Tongs ya bass: Small Faces cast reunite 20 years on
The cast and crew of the cult Scottish film Small Faces were reunited as the Glasgow Film Festival drew to a close.
The film - made in 1996, just ahead of Trainspotting - launched the careers of a number of actors including Joe McFadden, Kevin McKidd and Laura Fraser.
It was a personal film for brothers Gillies and Billy Mackinnon. And one they felt had never been made before.
"The closest were the dramas of Peter Mcdougall but that was the 70s and Greenock," says Gillies.
So they started writing, Gillies in LA and Billy in Australia, swapping initial ideas by fax.
"Initially it was a compilation of anecdotes and memories, a great number of which were abandoned," says Billy.
"After that, we moved on to the characterisation of the four principal characters. It wasn't the conventional way."
Billy drew on the Swedish film My Life As a Dog and Gillies on the Italian film Rocco and his Brothers.
But both drew on memories of their own family, particularly in the figure of the mother.
"It's an incredibly important film for me," says Gillies.
"It's so personal. We didn't agree all the time.

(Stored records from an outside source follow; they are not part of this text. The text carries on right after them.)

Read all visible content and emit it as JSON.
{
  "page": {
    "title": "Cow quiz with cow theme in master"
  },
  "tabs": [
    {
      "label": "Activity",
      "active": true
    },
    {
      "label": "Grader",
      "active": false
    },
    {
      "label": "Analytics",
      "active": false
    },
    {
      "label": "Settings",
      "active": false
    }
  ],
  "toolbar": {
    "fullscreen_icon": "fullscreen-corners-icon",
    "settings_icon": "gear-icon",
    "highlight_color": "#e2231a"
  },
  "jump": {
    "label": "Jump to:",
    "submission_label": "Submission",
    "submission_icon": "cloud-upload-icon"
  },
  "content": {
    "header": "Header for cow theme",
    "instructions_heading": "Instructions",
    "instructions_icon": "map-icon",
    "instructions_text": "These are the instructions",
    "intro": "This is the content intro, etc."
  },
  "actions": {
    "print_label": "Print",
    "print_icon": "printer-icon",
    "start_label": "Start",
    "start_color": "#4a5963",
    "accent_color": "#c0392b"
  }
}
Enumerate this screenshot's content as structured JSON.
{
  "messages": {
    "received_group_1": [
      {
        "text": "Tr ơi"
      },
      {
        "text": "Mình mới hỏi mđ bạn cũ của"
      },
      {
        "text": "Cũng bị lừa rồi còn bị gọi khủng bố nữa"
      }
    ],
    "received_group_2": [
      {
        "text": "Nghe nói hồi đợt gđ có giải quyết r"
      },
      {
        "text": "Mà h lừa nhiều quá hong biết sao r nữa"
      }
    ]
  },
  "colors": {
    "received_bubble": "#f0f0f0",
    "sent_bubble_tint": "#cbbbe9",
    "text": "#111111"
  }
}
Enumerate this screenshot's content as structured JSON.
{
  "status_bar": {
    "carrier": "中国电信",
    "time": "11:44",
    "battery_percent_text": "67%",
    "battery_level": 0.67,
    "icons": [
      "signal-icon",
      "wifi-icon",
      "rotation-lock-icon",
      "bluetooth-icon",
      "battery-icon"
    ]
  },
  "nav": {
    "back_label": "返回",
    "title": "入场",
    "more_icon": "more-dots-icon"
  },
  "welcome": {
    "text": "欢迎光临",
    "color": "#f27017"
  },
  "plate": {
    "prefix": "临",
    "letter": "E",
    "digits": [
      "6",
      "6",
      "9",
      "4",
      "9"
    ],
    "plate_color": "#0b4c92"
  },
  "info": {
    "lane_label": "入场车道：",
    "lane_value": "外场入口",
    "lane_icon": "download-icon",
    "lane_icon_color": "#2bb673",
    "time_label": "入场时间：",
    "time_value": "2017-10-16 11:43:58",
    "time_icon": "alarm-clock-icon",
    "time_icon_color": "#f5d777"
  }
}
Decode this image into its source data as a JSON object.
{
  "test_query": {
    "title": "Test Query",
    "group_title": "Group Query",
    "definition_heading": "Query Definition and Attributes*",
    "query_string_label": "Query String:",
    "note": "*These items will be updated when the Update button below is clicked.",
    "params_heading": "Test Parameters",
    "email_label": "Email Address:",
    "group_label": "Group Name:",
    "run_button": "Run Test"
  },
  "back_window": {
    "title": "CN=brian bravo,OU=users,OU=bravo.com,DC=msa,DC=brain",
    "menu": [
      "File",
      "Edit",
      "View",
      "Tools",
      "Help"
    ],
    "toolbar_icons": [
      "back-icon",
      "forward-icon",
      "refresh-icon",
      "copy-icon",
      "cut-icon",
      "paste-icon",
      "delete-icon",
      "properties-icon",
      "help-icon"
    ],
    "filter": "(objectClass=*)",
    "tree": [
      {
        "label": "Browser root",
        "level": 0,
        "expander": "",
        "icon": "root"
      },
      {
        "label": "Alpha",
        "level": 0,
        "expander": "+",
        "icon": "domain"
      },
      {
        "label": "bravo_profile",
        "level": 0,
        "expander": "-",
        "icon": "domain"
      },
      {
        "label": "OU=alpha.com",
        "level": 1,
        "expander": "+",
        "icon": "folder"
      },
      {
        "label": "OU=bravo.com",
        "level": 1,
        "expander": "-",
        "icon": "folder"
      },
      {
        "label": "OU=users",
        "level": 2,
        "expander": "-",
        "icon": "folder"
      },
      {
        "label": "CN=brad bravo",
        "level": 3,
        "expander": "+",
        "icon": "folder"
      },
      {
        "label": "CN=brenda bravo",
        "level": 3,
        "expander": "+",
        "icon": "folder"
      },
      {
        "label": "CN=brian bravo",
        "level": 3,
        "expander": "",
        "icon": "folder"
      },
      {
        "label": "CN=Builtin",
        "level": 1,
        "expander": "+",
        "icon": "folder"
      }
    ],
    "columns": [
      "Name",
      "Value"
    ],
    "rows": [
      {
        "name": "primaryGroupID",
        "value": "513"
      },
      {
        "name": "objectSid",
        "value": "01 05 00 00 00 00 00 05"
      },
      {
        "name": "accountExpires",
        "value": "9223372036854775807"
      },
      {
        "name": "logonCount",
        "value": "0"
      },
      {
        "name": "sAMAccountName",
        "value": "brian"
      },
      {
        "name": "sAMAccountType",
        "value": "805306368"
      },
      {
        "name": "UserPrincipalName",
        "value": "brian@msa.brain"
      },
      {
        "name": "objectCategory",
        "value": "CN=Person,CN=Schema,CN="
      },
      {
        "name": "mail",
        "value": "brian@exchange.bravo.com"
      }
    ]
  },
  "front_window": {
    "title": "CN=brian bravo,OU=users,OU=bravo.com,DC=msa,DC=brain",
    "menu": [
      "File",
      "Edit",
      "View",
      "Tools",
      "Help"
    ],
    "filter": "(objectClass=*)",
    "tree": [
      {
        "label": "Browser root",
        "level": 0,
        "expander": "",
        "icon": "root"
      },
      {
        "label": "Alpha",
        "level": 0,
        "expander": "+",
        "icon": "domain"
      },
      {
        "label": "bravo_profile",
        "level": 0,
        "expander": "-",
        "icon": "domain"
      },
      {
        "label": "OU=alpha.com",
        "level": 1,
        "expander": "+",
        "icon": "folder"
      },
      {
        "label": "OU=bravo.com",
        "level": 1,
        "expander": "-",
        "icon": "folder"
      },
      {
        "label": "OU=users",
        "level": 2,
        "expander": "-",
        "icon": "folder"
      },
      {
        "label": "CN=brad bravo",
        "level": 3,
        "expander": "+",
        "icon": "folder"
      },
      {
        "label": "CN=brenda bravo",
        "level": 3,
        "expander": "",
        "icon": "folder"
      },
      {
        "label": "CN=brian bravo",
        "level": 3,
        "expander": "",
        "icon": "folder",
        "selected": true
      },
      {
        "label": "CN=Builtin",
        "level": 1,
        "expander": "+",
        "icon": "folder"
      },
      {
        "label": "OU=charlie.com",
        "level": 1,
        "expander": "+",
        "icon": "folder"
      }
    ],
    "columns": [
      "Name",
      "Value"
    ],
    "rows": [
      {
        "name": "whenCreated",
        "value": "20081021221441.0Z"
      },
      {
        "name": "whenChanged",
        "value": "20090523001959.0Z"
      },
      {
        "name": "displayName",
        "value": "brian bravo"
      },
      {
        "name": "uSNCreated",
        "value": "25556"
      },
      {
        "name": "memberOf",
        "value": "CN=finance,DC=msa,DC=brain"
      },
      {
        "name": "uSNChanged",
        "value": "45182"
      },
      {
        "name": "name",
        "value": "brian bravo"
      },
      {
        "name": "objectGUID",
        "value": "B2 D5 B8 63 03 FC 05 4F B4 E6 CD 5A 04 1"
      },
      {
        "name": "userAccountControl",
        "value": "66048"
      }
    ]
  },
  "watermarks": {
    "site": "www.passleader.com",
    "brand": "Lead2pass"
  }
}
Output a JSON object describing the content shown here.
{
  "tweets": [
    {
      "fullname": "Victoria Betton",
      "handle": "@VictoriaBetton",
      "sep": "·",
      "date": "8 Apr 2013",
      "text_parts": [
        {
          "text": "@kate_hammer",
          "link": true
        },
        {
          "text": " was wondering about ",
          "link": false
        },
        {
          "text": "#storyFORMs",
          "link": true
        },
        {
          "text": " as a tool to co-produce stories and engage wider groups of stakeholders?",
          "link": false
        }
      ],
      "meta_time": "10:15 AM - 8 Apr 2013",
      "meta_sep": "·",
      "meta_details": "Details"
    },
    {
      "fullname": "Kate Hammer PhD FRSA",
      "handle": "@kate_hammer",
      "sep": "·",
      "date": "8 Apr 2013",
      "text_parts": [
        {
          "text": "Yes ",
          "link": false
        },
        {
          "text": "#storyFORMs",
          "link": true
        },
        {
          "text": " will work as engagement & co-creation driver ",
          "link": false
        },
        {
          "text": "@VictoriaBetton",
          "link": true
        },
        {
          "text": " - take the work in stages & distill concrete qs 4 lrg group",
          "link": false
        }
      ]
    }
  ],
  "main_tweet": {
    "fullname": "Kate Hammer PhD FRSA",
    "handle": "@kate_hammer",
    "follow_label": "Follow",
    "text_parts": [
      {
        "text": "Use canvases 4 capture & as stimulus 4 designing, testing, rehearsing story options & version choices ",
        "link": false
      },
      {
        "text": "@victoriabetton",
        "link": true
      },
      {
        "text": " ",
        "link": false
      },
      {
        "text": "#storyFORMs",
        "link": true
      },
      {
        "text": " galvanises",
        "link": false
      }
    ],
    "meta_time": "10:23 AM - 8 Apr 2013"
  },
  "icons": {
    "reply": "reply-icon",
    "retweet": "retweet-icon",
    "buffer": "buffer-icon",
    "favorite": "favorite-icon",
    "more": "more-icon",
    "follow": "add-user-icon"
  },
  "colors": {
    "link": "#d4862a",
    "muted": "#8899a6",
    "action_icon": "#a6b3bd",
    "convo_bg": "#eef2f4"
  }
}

I'd love to see those fax pages because I'd write something and he'd score it out and send it back.
"For example I thought we ought to have a father because we had a father in our own family but Billy didn't want to do that and I agreed to let that go."
Finding such a large number of young actors to form the rival gangs was easier than they expected.
They went to youth theatres and staged open auditions.
"It was like a magnet," says Gillies.
"If you're going to make a film in Glasgow about young people, you're going to draw a crowd. In one day alone, we saw over a hundred people."
Among them was 13-year-old Iain Robertson, who was cast as Lex MacLean, the youngest of three brothers.
"I was in theatre school in London and already working. I'd already been cast but I always knew it was going to be us three."
"They look more like my family than my family do," adds Joe McFadden who played middle brother Alan.
The two actors are currently playing brothers again in the hospital drama Holby City.
"We were all so young. And a lot of us hadn't done much before. It was exciting. I felt a bit out of my depth."
Like many of the cast, they found the film was an important springboard.
Both Joe and Steven Duffy who played older brother Bobby, got agents after the release of the film, which coincided with the release of another major Scottish film - Trainspotting.
"It's rare to get two British films, never mind two Scottish films out at the same time. It was massive," says Garry Sweeney, who played rival gang leader Charlie Sloan.
Small faces - big stars
GILLIES MACKINNON: Director and screenwriter of Small Faces. Went on to make Regeneration, Hideous Kinky and Castles in the Sky.
IAIN ROBERTSON: played Lex MacLean in Small Faces for which he won a BAFTA. Other Tv/film work includes Grange Hill, Sea of Souls, Band of Brothers, Rab C Nesbitt and Holby City.
JOE McFADDEN: played Alan MacLean in Small Faces. Went on to star in The Crow Road. Recent TV appearances in Cranford, Casualty, Heartbeat and Holby City.
LAURA FRASER: played Joanne MacGowan in Small Faces. TV since includes Casualty, Casanova, Lip Service and Breaking Bad.
KEVIN MCKIDD: played Malky Johnson in Small Faces. Also appeared in Trainspotting, Dog Soldiers, Brave. TV includes Father Ted, Rome and Grey's Anatomy.
GARRY SWEENEY: played Charlie Sloan in Small Faces. Films include Valhalla and A Lonely Place to Die. TV includes River City.
Kevin McKidd, who played the Tongs leader Malky, appeared in both films and admits Small Faces was his first audition.
He joined the reunion via Skype from the set of the American TV series Grey's Anatomy.
Laura Fraser has also gone on to work in American television - on the hit series Breaking Bad.
Iain Robertson admits he still gets people asking about the role he played 20 years ago.
"I did a play in Edinburgh a couple of years ago and the writer said I've always wanted to work with you since Small Faces. It was 18 years ago when I was a prepubescent teenager!"
Small Faces won the Best Film prize at the Edinburgh International Film Festival when it was first released but it was the Glasgow Film Festival which honoured its 20th anniversary with a sell-out screening.
And whether fans of the film, or actors whose careers were launched there, it still sparks fond memories.
"Nine times out of 10, you make something in Glasgow, it has that whole gangster element," says Garry Sweeney.
"But Small Faces is a proper coming-of-age film about three brothers growing up.
"The gangster element - if you could call it that because they were plastic kid gangsters - was pushed to the side.
"The working title was Easterhouse and a lot of the attention focused on that because they thought it was going to be a horrible gangster film and it was nothing like that. It was a coming-of-age film."